I found this hilarious and yet awesome article on Wired, on how two MIT students used a beer budget of about $150 to take picture of the Earth from the upper atmosphere. How they did it is pretty cool.

Here is the article itself from Wired:


The $150 Space Camera.

Bespoke is old hat. Off-the-shelf is in. Even Google runs the world’s biggest and scariest server farms on computers home-made from commodity parts. DIY is cheaper and often better, as Justin Lee and Oliver Yeh found out when they decided to send a camera into space.

The two students (from MIT, of course) put together a low-budget rig to fly a camera high enough to photograph the curvature of the Earth. Instead of rockets, boosters and expensive control systems, they filled a weather balloon with helium and hung a styrofoam beer cooler underneath to carry a cheap Canon A470 compact camera. Instant hand warmers kept things from freezing up and made sure the batteries stayed warm enough to work.

Of course, all this would be pointless if the guys couldn’t find the rig when it landed, so they dropped a prepaid GPS-equipped cellphone inside the box for tracking. Total cost, including duct tape? $148.

Launch

Two weeks ago, on Sept. 2, at the leisurely post-breakfast hour of 11:45 a.m., the balloon was launched from Sturbridge, Massachusetts.

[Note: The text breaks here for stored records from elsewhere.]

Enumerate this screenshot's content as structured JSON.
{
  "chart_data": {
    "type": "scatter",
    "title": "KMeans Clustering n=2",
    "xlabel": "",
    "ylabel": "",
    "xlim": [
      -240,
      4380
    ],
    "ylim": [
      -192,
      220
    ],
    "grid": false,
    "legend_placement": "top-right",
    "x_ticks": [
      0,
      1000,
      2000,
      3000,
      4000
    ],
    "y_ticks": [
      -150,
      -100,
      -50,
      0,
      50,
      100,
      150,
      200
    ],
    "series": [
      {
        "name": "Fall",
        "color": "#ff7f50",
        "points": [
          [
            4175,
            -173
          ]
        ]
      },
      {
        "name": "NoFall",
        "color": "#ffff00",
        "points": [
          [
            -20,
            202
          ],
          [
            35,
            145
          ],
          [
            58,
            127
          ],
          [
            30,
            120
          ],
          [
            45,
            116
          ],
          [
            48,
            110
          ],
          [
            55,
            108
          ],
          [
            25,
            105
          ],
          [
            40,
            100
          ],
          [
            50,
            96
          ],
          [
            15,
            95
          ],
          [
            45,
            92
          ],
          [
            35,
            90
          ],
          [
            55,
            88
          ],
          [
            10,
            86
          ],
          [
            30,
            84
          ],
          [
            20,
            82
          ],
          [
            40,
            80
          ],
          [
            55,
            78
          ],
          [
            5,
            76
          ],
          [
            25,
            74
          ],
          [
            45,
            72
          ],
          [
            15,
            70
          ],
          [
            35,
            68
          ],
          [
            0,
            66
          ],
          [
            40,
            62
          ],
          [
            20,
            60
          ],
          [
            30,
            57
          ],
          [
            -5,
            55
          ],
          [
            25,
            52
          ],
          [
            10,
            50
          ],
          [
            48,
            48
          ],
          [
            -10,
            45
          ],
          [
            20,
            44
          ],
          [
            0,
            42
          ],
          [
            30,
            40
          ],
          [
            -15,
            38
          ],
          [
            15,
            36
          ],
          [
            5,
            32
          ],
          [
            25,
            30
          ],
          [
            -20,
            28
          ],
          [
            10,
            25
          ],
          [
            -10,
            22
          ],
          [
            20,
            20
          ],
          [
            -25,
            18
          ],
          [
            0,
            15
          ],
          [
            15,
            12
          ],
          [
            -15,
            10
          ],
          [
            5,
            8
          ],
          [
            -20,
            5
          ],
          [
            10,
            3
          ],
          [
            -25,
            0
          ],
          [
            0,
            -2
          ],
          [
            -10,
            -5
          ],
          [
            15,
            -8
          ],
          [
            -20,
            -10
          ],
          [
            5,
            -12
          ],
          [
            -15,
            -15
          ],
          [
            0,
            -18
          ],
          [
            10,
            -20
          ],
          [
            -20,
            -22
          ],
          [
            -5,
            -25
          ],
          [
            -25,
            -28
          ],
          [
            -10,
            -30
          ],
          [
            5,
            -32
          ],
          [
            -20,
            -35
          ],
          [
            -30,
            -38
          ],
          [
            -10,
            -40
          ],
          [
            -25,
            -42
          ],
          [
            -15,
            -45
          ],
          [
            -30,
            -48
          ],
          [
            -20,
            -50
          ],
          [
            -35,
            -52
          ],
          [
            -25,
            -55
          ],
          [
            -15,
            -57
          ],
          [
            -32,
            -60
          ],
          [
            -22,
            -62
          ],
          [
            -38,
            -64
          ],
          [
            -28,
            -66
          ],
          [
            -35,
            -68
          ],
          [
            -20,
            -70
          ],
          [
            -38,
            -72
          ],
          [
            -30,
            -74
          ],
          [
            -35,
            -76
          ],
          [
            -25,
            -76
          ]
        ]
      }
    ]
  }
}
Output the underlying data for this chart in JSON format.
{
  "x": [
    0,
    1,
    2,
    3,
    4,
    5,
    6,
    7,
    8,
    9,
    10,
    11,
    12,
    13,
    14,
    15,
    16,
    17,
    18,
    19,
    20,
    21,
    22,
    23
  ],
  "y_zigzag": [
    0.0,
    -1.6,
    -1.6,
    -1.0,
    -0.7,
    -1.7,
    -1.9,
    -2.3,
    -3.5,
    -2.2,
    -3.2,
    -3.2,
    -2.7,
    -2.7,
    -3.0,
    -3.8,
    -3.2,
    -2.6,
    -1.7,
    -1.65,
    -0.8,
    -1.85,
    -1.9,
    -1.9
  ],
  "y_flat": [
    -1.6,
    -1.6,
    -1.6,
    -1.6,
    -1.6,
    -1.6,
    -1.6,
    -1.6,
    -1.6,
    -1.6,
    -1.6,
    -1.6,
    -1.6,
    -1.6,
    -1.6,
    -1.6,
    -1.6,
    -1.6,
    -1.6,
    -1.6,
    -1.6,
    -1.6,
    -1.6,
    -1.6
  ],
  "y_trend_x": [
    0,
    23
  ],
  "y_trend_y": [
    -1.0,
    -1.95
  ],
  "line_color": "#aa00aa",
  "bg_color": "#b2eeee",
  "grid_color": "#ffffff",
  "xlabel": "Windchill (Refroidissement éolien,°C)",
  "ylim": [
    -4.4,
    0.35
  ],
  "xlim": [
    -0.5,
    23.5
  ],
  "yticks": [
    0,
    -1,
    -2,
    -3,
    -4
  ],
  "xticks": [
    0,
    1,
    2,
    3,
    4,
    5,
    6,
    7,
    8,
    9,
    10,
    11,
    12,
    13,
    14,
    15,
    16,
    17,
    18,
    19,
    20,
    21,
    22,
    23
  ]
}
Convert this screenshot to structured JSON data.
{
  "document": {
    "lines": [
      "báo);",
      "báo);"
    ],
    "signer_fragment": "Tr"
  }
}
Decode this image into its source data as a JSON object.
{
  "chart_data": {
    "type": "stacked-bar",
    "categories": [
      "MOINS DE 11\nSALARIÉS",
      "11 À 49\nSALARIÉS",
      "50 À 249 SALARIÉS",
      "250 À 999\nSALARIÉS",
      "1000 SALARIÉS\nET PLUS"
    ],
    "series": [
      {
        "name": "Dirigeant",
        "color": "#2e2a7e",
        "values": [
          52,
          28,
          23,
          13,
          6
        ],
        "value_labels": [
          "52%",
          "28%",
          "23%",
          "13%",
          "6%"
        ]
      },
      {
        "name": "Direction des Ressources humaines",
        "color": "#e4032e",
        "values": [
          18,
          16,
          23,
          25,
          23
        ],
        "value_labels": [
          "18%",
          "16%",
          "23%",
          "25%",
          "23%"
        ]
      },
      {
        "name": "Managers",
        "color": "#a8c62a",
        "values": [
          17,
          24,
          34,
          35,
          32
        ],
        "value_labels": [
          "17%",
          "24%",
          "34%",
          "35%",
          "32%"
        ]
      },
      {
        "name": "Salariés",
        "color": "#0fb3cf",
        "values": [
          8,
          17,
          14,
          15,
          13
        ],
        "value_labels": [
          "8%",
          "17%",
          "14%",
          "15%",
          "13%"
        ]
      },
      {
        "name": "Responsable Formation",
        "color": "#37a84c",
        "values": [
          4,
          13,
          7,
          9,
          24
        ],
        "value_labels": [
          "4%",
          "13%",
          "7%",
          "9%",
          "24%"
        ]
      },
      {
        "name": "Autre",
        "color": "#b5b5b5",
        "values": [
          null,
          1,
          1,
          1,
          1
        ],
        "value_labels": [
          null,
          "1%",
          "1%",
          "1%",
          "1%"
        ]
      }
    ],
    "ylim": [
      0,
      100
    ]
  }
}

Lee and Yeh took a road trip in order to stop prevailing winds from taking the balloon out onto the Atlantic, and checked in on the University of Wisconsin’s balloon trajectory website to estimate the landing site.

Because of spotty cellphone coverage in central Massachusetts, it was important to keep the rig in the center of the state so it could be found upon landing. Light winds meant the guys got lucky and, although the cellphone’s external antenna was buried upon landing, the fix they got as the balloon was coming down was close enough.

The Photographs

The balloon and camera made it up high enough to see the black sky curling around our blue planet. The Canon was hacked with the CHDK (Canon Hacker’s Development Kit) open-source firmware, which adds many features to Canon’s cameras. The intervalometer (interval timer) was set to shoot a picture every five seconds, and the 8-GB memory card was enough to hold pictures for the five-hour duration of the flight.

The picture you see above was shot from around 93,000 feet, just shy of 18 miles high. To give you an idea of how high that is, when the balloon burst, the beer-cooler took 40 minutes to come back to Earth.

What is most astonishing about this launch, named Project Icarus, is that anyone could do it. The budget is so small as to be almost nonexistent (the guys slept in their car the night before the launch to save money), so that even if everything went wrong, a second, third or fourth attempt would be easy. All it took was a grand idea and an afternoon poking around the hardware store.

The project website has few details on how the balloon was put together — but the students say they will be selling step-by-step instructions for $150 soon. That means you will soon be able to launch your own balloon for just $300 — $150 for the instructions and $150 for the parts.

Here is the picture they took, and you be the judge.
NASA owned

The picture they took isn’t half bad, and that sure trumps whatever NASA has done with over billions of dollars from there budget. If these guys could have gone to the moon with $1000…NASA would have some ‘splain’ to do.

Source: Wired

4 Comments

  1. Comments  Naota   |  Thursday, 17 September 2009 at 11:53 AM

    That photo is actually pretty awesome. Do they have all of their photos online?

  2. Comments  Wrathie   |  Thursday, 17 September 2009 at 2:39 PM

    Yeah, if you click on the Wired link, you should find it near the botton of the page, me thinks.

  3. Comments  Blue Star   |  Friday, 18 September 2009 at 4:30 PM

    This is pretty interesting. I like this post! lol Though only fault is that you spend $300 for a single launch, and then you lose it. When it falls back down to Earth, does it come straight down or fly off to somewhere else?? (and if camera gets busted and you lose memory card.. total loss of effort!) Unless you have a lot of money to spend on things … 😀

  4. Comments  Wrathie   |  Friday, 18 September 2009 at 5:35 PM

    They made sure of ever precaution, so they could have done this 3 or 4 times had there been problems. They were able to track it via GPS from a cellphone, so it wasn’t as difficult to find. They got lucky when it came to the wind though, since it is usually can have a huge factor if stuff like that messed it up.